LDkit: a parallel computing toolkit for linkage disequilibrium analysis

Background

Linkage disequilibrium (LD) analysis is broadly utilized in genetics to understand the evolutionary and demographic history and helps geneticists identify genes associated with interested inherited traits, such as diseases. There are some tools for linkage disequilibrium analysis either in a local or online way; however, there has been no such tool supporting both graphical user interface (GUI) and parallel computing.

Results

We developed a GUI software called LDkit for LD analysis, which supports parallel computing. The LDkit supports both variant call format (VCF) and PLINK ‘ped + map’ format. At the same time, users could also just analyze a subset of individuals from the whole population. The LDkit reads the data by block and then paralleled the computation process by monitoring the usage of processes. Assessment on the Human 1000 genome data showed that when paralleled with 32 threads, the running time was reduced to less than 6 minutes from ~77 minutes using the chromosome 22 dataset with 1,103,547 SNPs and 2504 individuals.

Conclusions

The software LDkit can be effectively used to calculate and plot LD decay, LD block, and linkage disequilibrium analysis between a site and a given region. Most importantly, both graphical user interface (GUI) and stand-alone packages are available for users’ convenience. LDkit was written in JAVA language under cross-platform support.

Most of the population genetic analyses, such as detection of sites under selection, estimation of divergence time between different populations, positional cloning, and genome wide association studies (GWAS) are based on linkage disequilibrium (LD) theory, which has been investigated over 100 Years [1]. For example, the degree and pattern of LD in different human populations were investigated to facilitate positional cloning [2]; currently, this analysis has been replaced by GWAS when large markers are available [3, 4]. The decay of LD reflected the historical recombination of population, and LD blocks could be used to represent the patterns of LD and recombination hotspots [5].

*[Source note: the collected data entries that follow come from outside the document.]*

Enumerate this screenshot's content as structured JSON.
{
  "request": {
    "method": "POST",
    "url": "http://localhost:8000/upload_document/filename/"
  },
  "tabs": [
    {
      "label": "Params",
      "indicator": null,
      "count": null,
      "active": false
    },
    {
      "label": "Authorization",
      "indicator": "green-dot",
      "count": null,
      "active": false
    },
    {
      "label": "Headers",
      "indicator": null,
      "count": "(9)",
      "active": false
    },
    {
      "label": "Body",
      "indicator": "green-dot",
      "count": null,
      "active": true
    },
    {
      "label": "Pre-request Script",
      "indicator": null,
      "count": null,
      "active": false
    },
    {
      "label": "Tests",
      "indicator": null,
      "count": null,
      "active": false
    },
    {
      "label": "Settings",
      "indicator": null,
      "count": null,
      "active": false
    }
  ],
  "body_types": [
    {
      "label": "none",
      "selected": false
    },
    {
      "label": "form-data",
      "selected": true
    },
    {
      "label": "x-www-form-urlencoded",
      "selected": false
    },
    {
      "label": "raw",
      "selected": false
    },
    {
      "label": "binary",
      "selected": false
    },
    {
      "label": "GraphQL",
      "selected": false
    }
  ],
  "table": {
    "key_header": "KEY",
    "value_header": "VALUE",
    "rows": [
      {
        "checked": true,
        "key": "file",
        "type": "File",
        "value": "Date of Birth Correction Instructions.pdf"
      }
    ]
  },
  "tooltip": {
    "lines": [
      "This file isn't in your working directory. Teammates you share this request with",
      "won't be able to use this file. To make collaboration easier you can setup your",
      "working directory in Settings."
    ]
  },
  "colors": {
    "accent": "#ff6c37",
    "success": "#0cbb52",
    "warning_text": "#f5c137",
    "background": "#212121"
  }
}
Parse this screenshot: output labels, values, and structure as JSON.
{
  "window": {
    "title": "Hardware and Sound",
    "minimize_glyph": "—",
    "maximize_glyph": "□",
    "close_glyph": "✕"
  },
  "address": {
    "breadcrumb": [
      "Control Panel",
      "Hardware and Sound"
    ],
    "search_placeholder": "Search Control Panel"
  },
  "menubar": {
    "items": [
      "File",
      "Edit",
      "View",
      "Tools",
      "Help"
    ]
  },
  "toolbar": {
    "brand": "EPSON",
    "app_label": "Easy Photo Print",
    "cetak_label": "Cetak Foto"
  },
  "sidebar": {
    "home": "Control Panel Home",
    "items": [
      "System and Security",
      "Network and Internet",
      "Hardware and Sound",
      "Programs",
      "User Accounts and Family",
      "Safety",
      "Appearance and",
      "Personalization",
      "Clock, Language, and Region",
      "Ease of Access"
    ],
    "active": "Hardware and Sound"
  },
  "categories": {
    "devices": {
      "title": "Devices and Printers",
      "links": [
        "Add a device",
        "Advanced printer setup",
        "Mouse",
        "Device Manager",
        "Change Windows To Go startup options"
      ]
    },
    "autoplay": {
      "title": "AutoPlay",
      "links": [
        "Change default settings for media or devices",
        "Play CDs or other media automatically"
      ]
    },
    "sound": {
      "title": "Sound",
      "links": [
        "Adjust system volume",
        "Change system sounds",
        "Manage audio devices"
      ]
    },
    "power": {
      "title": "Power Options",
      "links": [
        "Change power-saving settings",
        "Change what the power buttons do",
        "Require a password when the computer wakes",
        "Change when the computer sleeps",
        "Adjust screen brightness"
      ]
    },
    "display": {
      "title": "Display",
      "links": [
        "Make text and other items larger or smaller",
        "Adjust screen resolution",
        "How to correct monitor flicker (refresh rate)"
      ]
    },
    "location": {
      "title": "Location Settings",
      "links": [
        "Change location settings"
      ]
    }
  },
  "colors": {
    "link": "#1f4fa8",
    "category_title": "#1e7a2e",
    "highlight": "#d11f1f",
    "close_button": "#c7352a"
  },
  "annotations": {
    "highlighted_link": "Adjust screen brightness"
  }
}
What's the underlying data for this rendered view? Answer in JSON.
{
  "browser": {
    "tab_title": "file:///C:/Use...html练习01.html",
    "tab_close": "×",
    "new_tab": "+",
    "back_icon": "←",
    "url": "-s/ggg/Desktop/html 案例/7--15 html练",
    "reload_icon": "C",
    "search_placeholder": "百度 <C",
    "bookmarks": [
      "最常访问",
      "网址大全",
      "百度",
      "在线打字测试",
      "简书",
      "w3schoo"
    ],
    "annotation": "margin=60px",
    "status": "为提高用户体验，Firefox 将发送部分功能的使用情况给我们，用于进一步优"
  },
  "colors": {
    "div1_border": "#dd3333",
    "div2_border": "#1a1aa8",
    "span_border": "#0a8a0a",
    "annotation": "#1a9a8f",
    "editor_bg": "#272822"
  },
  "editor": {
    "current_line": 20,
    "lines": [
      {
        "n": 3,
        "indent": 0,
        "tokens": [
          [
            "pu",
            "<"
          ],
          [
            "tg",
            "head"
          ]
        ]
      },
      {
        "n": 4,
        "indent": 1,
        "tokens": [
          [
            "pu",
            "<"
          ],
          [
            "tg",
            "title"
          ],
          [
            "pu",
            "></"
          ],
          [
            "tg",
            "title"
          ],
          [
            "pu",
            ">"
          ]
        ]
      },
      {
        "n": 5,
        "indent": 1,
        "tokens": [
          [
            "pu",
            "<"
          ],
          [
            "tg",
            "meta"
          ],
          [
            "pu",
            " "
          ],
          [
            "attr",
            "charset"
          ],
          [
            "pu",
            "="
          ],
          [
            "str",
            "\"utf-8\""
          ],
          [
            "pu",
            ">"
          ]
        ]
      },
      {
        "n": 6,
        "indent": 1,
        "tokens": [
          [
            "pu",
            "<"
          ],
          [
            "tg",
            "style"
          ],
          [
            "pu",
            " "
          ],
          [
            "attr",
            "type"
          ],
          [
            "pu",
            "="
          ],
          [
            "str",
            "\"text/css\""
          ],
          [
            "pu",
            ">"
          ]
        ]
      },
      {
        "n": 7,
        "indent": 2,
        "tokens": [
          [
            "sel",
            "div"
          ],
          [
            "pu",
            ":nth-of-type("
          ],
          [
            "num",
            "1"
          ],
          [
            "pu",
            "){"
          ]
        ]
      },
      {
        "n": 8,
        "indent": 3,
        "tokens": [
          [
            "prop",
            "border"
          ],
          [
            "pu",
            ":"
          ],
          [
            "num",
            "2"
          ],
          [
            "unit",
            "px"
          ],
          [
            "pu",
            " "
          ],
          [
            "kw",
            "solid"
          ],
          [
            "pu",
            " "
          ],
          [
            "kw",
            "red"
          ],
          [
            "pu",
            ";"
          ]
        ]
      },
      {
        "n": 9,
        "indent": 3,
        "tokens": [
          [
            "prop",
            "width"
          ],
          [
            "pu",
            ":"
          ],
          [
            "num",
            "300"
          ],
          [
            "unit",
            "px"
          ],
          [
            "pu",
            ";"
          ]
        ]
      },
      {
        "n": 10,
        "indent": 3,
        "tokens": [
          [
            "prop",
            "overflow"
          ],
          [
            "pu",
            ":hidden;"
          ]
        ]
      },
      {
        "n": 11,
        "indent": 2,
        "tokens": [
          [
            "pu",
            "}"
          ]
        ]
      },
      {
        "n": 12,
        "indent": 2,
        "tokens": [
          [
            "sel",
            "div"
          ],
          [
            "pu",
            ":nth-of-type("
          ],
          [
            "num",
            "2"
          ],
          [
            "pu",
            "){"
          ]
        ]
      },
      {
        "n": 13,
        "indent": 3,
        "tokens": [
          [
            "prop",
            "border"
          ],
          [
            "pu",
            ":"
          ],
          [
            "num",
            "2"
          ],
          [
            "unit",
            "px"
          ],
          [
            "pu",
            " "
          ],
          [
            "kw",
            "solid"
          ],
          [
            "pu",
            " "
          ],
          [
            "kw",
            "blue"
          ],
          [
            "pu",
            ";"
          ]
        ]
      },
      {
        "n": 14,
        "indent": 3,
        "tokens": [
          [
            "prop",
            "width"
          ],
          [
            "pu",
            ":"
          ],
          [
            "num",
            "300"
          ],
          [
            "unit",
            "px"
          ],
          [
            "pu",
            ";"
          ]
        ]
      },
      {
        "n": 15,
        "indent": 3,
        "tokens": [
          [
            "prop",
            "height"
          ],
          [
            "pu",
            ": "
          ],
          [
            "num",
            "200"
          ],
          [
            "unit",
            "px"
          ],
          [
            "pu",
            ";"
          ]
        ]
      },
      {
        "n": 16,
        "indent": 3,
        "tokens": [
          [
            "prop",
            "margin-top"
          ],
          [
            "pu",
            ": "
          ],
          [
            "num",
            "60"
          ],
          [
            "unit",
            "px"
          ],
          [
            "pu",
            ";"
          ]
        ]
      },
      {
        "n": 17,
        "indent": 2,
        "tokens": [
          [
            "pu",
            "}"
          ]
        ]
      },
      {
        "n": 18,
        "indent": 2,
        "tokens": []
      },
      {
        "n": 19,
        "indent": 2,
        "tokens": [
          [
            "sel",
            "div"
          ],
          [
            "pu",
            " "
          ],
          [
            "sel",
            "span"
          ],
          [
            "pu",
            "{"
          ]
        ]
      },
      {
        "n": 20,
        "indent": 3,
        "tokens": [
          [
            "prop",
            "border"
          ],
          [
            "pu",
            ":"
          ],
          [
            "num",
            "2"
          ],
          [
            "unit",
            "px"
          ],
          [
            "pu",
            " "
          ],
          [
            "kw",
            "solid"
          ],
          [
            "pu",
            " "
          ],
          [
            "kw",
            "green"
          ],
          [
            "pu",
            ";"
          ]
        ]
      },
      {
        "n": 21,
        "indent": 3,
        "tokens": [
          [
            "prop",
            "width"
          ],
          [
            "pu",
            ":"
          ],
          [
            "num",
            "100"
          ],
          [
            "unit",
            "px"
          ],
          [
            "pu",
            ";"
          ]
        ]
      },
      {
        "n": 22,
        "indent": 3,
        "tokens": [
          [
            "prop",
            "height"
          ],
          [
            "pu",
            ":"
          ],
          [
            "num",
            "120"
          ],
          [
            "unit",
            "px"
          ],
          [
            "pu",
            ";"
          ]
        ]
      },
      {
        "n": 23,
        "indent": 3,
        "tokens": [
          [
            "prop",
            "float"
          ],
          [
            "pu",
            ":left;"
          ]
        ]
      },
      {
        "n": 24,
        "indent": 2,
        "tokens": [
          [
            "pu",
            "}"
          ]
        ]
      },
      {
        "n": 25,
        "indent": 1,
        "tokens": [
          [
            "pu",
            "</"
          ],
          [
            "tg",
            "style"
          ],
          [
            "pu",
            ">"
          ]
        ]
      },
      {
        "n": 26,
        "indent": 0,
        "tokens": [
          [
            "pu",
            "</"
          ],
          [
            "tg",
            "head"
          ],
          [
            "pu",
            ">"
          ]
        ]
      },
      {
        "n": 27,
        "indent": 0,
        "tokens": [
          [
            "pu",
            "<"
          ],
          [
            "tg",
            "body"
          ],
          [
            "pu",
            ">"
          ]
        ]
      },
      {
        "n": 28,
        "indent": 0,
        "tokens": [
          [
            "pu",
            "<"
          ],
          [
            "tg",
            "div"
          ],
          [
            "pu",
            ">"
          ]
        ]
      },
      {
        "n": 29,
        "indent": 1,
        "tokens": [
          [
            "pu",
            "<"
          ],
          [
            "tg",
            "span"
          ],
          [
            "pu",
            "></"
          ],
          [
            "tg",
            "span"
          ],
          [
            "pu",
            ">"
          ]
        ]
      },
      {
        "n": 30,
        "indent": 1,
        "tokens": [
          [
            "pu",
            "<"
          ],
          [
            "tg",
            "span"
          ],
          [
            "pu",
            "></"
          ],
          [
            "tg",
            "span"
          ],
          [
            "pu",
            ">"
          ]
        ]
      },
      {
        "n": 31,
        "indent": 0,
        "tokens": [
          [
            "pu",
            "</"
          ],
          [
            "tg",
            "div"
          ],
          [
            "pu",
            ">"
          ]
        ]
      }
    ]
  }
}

As there is growing interest in LD analysis, some software tools are available to provide analysis of LD decay and/or LD block, such as the LDlink, an online application designed for human genetics [6, 7]. The latest version of PLINK could be used for calculating LD through extensive use of bit-level parallelism, supporting both multicore and cluster parallelism [8, 9]. PLINK provides the most statistic for LD analysis, such as r, r², D prime, and signed D prime; however, PLINK is not designed for LD analysis on purpose and has many inconveniences, for example, the output of PLINK is the pair-wise linkage result and takes up considerable storage space. Users need to analyze the large file further to visualize the pattern of LD decay. There is other software designed for LD analysis, like the recently published software PopLDdecay, which was designed to support the variant call format (VCF) and subgroup analysis; however, it does not support parallelism and could not be used for LD block analysis [10]. LD analysis is time-consuming when there are a large number of variants and sample size. Although users could perform LD analysis on each chromosome to manually achieve parallelism, the analysis for large genome species with long chromosome length is still challenging. For example, the length of the wheat 3B chromosome is about 830 million base pairs, which is more than twice the size of the rice genome [11, 12]. Therefore, LD analysis of wheat populations using PopLDdecay may still take about one day to finish.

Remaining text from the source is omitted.